Reward tiers instead of just a paywall
By giving readers a series of rewards targeted to specific use cases — whether they are content-based or more community or interaction-based — Thompson said he hopes to get around some of the problems of paywalls. “The thing thing that bothers me about paywalls is that they punish your best readers, your biggest fans. I think freemium is a much better way to think about it…. the vast majority of people can consume it and never pay, but for those who really like what I have to say, they can pay and they get access to more.”
Thompson said he is also a big believer in the single-voice blog, and he is concerned that some of the newer entrants in the new-media world — such as Nate Silver’s FiveThirtyEight site — have lost sight of what made them successful. Whereas every post and link that Silver used to publish had his voice and carried a certain brand expectation, Thompson said that identity is no longer as powerful because the site has broadened out into so many different topics.

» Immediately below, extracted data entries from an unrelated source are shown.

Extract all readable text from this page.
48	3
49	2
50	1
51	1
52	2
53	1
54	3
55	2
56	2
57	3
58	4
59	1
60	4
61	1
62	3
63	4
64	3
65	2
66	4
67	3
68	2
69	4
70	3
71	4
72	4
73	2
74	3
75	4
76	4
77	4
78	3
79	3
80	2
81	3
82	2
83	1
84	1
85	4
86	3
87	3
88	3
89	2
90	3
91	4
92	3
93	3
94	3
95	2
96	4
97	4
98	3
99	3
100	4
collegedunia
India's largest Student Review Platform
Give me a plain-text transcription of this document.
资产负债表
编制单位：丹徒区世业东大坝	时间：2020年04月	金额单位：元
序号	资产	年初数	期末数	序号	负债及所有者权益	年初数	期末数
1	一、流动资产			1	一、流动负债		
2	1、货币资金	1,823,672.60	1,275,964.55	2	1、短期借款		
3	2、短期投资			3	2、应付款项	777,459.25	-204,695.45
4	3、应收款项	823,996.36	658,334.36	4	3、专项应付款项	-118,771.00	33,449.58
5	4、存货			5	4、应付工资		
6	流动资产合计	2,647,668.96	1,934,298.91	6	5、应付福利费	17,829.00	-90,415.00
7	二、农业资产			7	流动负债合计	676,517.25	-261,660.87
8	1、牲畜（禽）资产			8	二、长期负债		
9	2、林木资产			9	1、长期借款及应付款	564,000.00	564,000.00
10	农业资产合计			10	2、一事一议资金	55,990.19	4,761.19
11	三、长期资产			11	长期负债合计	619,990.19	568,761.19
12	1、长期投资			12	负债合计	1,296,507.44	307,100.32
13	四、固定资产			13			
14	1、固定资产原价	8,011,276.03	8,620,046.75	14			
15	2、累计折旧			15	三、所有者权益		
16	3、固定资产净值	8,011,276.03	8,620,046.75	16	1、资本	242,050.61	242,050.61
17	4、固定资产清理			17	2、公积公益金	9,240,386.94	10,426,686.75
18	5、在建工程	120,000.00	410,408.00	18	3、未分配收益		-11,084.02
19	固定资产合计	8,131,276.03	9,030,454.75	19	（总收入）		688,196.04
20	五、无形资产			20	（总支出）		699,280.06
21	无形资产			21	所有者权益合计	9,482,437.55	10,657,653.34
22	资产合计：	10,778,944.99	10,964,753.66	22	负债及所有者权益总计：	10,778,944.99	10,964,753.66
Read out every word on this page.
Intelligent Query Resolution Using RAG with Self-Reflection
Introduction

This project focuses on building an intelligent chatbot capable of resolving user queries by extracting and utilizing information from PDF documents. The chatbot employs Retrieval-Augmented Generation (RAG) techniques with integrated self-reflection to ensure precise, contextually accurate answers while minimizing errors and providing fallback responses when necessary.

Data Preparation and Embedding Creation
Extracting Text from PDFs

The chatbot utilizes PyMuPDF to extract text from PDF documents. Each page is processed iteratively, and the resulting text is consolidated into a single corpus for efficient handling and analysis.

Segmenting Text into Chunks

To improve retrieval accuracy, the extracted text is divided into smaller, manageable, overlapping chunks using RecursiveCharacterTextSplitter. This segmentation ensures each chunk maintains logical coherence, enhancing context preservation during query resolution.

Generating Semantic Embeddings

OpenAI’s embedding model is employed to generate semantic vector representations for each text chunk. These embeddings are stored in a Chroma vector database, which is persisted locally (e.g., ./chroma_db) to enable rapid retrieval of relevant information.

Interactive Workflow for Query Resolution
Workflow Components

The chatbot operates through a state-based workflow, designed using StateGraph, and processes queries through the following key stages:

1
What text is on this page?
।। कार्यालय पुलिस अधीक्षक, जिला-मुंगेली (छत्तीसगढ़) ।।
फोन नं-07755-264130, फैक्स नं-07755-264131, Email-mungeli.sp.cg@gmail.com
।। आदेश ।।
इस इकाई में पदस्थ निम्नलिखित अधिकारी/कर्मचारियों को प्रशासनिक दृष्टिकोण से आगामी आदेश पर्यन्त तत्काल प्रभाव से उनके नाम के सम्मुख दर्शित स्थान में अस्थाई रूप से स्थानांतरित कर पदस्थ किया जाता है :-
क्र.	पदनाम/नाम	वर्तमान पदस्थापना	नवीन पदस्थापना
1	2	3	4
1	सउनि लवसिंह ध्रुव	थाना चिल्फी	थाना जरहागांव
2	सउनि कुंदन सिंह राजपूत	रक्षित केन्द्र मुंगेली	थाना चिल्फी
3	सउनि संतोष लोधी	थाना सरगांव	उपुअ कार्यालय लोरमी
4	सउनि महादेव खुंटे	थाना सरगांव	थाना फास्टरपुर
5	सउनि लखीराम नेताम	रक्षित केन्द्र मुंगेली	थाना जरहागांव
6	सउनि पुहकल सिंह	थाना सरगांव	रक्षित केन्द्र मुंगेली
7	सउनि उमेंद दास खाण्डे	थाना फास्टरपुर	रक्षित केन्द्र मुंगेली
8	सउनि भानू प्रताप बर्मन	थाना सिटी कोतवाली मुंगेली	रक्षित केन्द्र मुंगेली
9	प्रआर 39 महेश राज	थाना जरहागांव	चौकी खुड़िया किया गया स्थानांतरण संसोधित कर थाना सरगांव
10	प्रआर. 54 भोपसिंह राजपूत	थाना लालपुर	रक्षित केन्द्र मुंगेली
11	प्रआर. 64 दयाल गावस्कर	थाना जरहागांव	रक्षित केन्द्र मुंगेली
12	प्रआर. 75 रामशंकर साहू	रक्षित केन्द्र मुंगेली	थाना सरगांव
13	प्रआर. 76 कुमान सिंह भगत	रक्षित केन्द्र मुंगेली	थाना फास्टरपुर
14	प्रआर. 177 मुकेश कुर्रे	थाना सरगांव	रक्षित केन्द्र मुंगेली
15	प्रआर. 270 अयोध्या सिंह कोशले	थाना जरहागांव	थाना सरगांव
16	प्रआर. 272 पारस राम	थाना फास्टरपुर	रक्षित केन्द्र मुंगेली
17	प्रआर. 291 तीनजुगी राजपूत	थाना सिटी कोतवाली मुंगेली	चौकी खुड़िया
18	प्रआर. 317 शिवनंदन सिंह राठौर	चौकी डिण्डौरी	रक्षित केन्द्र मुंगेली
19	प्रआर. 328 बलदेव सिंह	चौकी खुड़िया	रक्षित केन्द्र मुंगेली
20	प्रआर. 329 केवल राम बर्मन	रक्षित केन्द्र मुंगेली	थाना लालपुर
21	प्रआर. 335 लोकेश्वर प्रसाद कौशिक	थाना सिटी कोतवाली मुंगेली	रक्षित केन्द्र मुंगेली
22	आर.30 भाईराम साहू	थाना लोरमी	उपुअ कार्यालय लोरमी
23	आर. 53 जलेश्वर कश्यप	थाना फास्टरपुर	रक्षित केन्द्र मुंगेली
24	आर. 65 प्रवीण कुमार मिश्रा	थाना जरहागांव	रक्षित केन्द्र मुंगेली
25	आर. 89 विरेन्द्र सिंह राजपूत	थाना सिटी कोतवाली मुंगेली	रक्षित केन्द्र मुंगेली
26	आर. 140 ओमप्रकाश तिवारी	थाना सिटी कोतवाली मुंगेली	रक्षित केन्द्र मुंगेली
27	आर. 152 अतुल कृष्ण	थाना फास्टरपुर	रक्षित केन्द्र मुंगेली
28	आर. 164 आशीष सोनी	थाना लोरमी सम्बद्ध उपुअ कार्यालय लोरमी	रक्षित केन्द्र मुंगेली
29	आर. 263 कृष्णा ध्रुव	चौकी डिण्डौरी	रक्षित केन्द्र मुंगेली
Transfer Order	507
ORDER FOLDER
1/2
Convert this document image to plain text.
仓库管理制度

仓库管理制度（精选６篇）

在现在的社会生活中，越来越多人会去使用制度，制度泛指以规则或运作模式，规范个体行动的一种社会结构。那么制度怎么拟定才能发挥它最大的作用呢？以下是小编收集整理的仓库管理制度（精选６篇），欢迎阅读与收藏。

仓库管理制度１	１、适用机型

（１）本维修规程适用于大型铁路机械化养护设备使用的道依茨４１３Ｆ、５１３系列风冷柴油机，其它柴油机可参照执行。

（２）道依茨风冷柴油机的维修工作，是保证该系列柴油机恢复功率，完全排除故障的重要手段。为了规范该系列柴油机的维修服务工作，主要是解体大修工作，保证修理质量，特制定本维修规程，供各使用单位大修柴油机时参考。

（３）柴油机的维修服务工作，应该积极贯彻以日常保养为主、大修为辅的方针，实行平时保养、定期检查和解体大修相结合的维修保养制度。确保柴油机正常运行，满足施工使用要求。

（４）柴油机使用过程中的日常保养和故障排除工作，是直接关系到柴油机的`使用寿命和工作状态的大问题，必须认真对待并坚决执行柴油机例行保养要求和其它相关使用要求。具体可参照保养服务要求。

“You see all these sites coming out that are basically just recreating the old newspaper or magazine model. It used to be when I saw a 538 link I would click on every time, because I knew what to expect — but that’s been diluted now. There’s something really powerful about single-author sites that you don’t get anywhere else.”
Less than a thousand true fans
Thompson, who said he has been thinking about this project for years, said that much of his inspiration for Stratechery came from John Gruber’s Daring Fireball site, which is run more or less single-handedly by Gruber, and has become extremely successful with only a relatively small amount of advertising and sponsored content (Thompson points out that Gruber was one of the unsung pioneers of sponsored content in new media with his sponsored RSS feeds, which he introduced a number of years ago).
While Gruber has a big enough following that he can survive solely on advertising and doesn’t need to offer memberships, Thompson said he is trying to balance his new venture out by using a number of different monetization approaches: one is membership, another is sponsored content (each post has a sponsor mention at the bottom), he is launching a podcast that will contain advertising, and is also accepting speaking engagements and may do other personal events.
And while Kevin Kelly has written about the concept of “A thousand true fans” being all an independent artist needs to survive, Thompson said that based on his calculations about the combination of advertising — he says he is currently getting about 40,000 unique visitors a week — and memberships, he needs “significantly less” than a thousand subscribers in order to consider his site a success.
Other sites that have taken a membership approach include Techdirt, which started as the personal blog of founder Mike Masnick and has become a business — with much of the value derived from the commenting community on the blog, which businesses can tap into for market intelligence. Techdirt’s membership layer includes things like early access to posts and the ability to take part in special forum discussions, as well as personal time with Masnick.